Harvesting, searching, and ranking knowledge on the web: invited talk

  • Authors:
  • Gerhard Weikum

  • Affiliations:
  • Max Planck Institute for Informatics, Saarbruecken, Germany

  • Venue:
  • Proceedings of the Second ACM International Conference on Web Search and Data Mining
  • Year:
  • 2009

Quantified Score

Hi-index 0.00

Visualization

Abstract

There are major trends to advance the functionality of search engines to a more expressive semantic level (e.g., [2, 4, 6, 7, 8, 9, 13, 14, 18]). This is enabled by employing large-scale information extraction [1, 11, 20] of entities and relationships from semistructured as well as natural-language Web sources. In addition, harnessing Semantic-Web-style ontologies [22] and reaching into Deep-Web sources [16] can contribute towards a grand vision of turning the Web into a comprehensive knowledge base that can be efficiently searched with high precision. This talk presents ongoing research towards this objective, with emphasis on our work on the YAGO knowledge base [23, 24] and the NAGA search engine [14] but also covering related projects.

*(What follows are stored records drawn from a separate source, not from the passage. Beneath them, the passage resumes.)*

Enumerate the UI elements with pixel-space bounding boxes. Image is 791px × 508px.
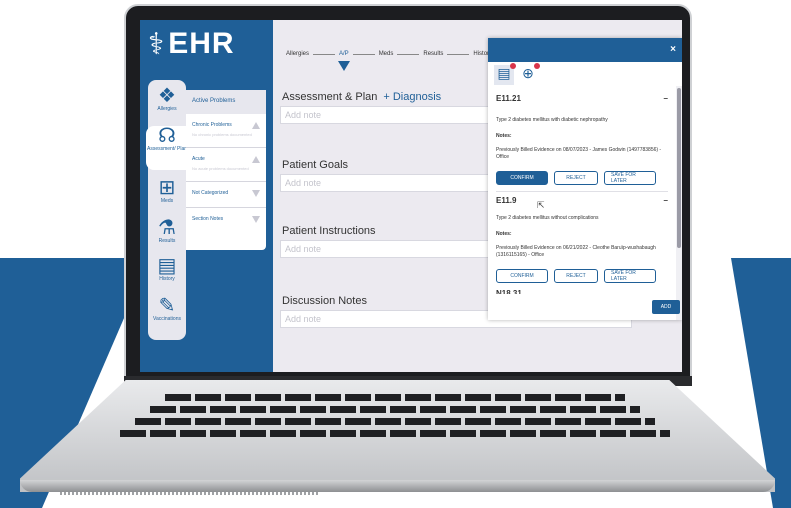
mouse-cursor-icon: ⇱ [537, 200, 545, 210]
notes-label: Notes: [496, 231, 512, 237]
problem-row-not-categorized[interactable]: Not Categorized [186, 182, 266, 208]
keyboard-row [120, 430, 670, 437]
keyboard-row [150, 406, 640, 413]
section-title: Patient Instructions [282, 225, 376, 237]
nav-item-meds[interactable]: ⊞ Meds [148, 178, 186, 204]
add-button[interactable]: ADD [652, 300, 680, 314]
chevron-down-icon[interactable] [252, 216, 260, 223]
problem-label: Not Categorized [192, 190, 229, 196]
problem-label: Acute [192, 156, 205, 162]
divider [496, 191, 668, 192]
problem-label: Section Notes [192, 216, 224, 222]
nav-item-vaccinations[interactable]: ✎ Vaccinations [148, 296, 186, 322]
caduceus-icon: ⚕ [148, 27, 165, 61]
problems-panel: Active Problems Chronic Problems No chro… [186, 90, 266, 250]
timeline-step-allergies[interactable]: Allergies [282, 51, 313, 57]
billed-evidence: Previously Billed Evidence on 08/07/2023… [496, 147, 662, 160]
microscope-icon: ⚗ [158, 217, 176, 239]
action-buttons: CONFIRM REJECT SAVE FOR LATER [496, 171, 668, 185]
close-icon[interactable]: × [670, 44, 676, 55]
chevron-up-icon[interactable] [252, 156, 260, 163]
add-diagnosis-link[interactable]: + Diagnosis [383, 91, 441, 103]
diagnosis-code: E11.21 [496, 94, 521, 103]
collapse-icon[interactable]: – [664, 94, 668, 103]
collapse-icon[interactable]: – [664, 196, 668, 205]
allergies-icon: ❖ [158, 85, 176, 107]
tab-suggestions[interactable]: ▤ [494, 63, 516, 85]
timeline: Allergies A/P Meds Results History [282, 44, 496, 71]
chevron-up-icon[interactable] [252, 122, 260, 129]
diagnosis-popup: × ▤ ⊕ E11.21 – Type 2 diabetes mellitus … [488, 38, 682, 320]
syringe-icon: ✎ [158, 295, 176, 317]
action-buttons: CONFIRM REJECT SAVE FOR LATER [496, 269, 668, 283]
timeline-connector [447, 53, 470, 55]
problem-row-chronic[interactable]: Chronic Problems No chronic problems doc… [186, 114, 266, 148]
keyboard-row [165, 394, 625, 401]
popup-body: E11.21 – Type 2 diabetes mellitus with d… [488, 86, 676, 320]
diagnosis-code: E11.9 [496, 196, 517, 205]
nav-item-allergies[interactable]: ❖ Allergies [148, 86, 186, 112]
notification-badge [510, 63, 516, 69]
logo-text: EHR [168, 27, 235, 60]
diagnosis-header: E11.9 – [496, 196, 668, 205]
confirm-button[interactable]: CONFIRM [496, 269, 548, 283]
section-title: Discussion Notes [282, 295, 367, 307]
nav-item-history[interactable]: ▤ History [148, 256, 186, 282]
nav-label: Allergies [157, 106, 177, 112]
stage: ⚕ EHR ❖ Allergies ☊ Assessment/ Plan ⊞ M… [0, 0, 791, 508]
app-logo: ⚕ EHR [140, 20, 273, 68]
meds-icon: ⊞ [158, 177, 176, 199]
clipboard-icon: ▤ [497, 65, 511, 81]
problem-row-acute[interactable]: Acute No acute problems documented [186, 148, 266, 182]
scrollbar-thumb[interactable] [677, 88, 681, 248]
nav-item-assessment-plan[interactable]: ☊ Assessment/ Plan [146, 126, 188, 170]
section-title: Patient Goals [282, 159, 349, 171]
timeline-connector [397, 53, 420, 55]
nav-label: Assessment/ Plan [146, 146, 188, 152]
stethoscope-icon: ☊ [158, 125, 176, 147]
notification-badge [534, 63, 540, 69]
screen: ⚕ EHR ❖ Allergies ☊ Assessment/ Plan ⊞ M… [140, 20, 682, 372]
billed-evidence: Previously Billed Evidence on 06/21/2022… [496, 245, 656, 258]
confirm-button[interactable]: CONFIRM [496, 171, 548, 185]
clipboard-icon: ▤ [157, 255, 177, 277]
laptop-vent [60, 492, 320, 495]
reject-button[interactable]: REJECT [554, 269, 598, 283]
diagnosis-header-partial: N18.31 [496, 289, 668, 294]
keyboard-row [135, 418, 655, 425]
laptop-base [20, 380, 775, 492]
reject-button[interactable]: REJECT [554, 171, 598, 185]
chevron-down-icon[interactable] [252, 190, 260, 197]
problem-row-section-notes[interactable]: Section Notes [186, 208, 266, 234]
nav-column: ❖ Allergies ☊ Assessment/ Plan ⊞ Meds ⚗ … [146, 80, 188, 340]
notes-label: Notes: [496, 133, 512, 139]
section-title: Assessment & Plan [282, 91, 378, 103]
popup-scrollbar[interactable] [676, 86, 682, 320]
problem-sub: No acute problems documented [192, 166, 249, 171]
timeline-step-meds[interactable]: Meds [375, 51, 398, 57]
timeline-step-ap[interactable]: A/P [335, 51, 353, 71]
diagnosis-description: Type 2 diabetes mellitus with diabetic n… [496, 117, 608, 123]
nav-item-results[interactable]: ⚗ Results [148, 218, 186, 244]
popup-tabs: ▤ ⊕ [488, 62, 682, 86]
timeline-connector [313, 53, 336, 55]
diagnosis-header: E11.21 – [496, 94, 668, 103]
laptop-front-edge [20, 480, 775, 492]
diagnosis-description: Type 2 diabetes mellitus without complic… [496, 215, 599, 221]
nav-label: History [159, 276, 175, 282]
timeline-step-results[interactable]: Results [419, 51, 447, 57]
save-for-later-button[interactable]: SAVE FOR LATER [604, 269, 656, 283]
nav-label: Vaccinations [153, 316, 181, 322]
problem-sub: No chronic problems documented [192, 132, 252, 137]
tab-add-diagnosis[interactable]: ⊕ [518, 63, 540, 85]
problem-label: Chronic Problems [192, 122, 232, 128]
diagnosis-code: N18.31 [496, 289, 522, 294]
save-for-later-button[interactable]: SAVE FOR LATER [604, 171, 656, 185]
medical-plus-icon: ⊕ [522, 65, 534, 81]
nav-label: Results [158, 238, 176, 244]
nav-label: Meds [160, 198, 174, 204]
problems-header: Active Problems [186, 90, 266, 114]
timeline-connector [352, 53, 375, 55]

YAGO is a large collection of entities and relational facts that are harvested from Wikipedia and WordNet with high accuracy and reconciled into a consistent RDF-style "semantic" graph. For further growing YAGO from Web sources while retaining its high quality, pattern-based extraction is combined with logic-based consistency checking in a unified framework [25]. NAGA provides graph-template-based search over this data, with powerful ranking capabilities based on a statistical language model for graphs. Advanced queries and the need for ranking approximate matches pose efficiency and scalability challenges that are addressed by algorithmic and indexing techniques [15, 17]. YAGO is publicly available and has been imported into various other knowledge-management projects including DB-pedia. YAGO shares many of its goals and methodologies with parallel projects along related lines. These include Avatar [19], Cimple/DBlife [10, 21], DBpedia [3], Know-ItAll/TextRunner [12, 5], Kylin/KOG [26, 27], and the Libra technology [18, 28] (and more). Together they form an exciting trend towards providing comprehensive knowledge bases with semantic search capabilities.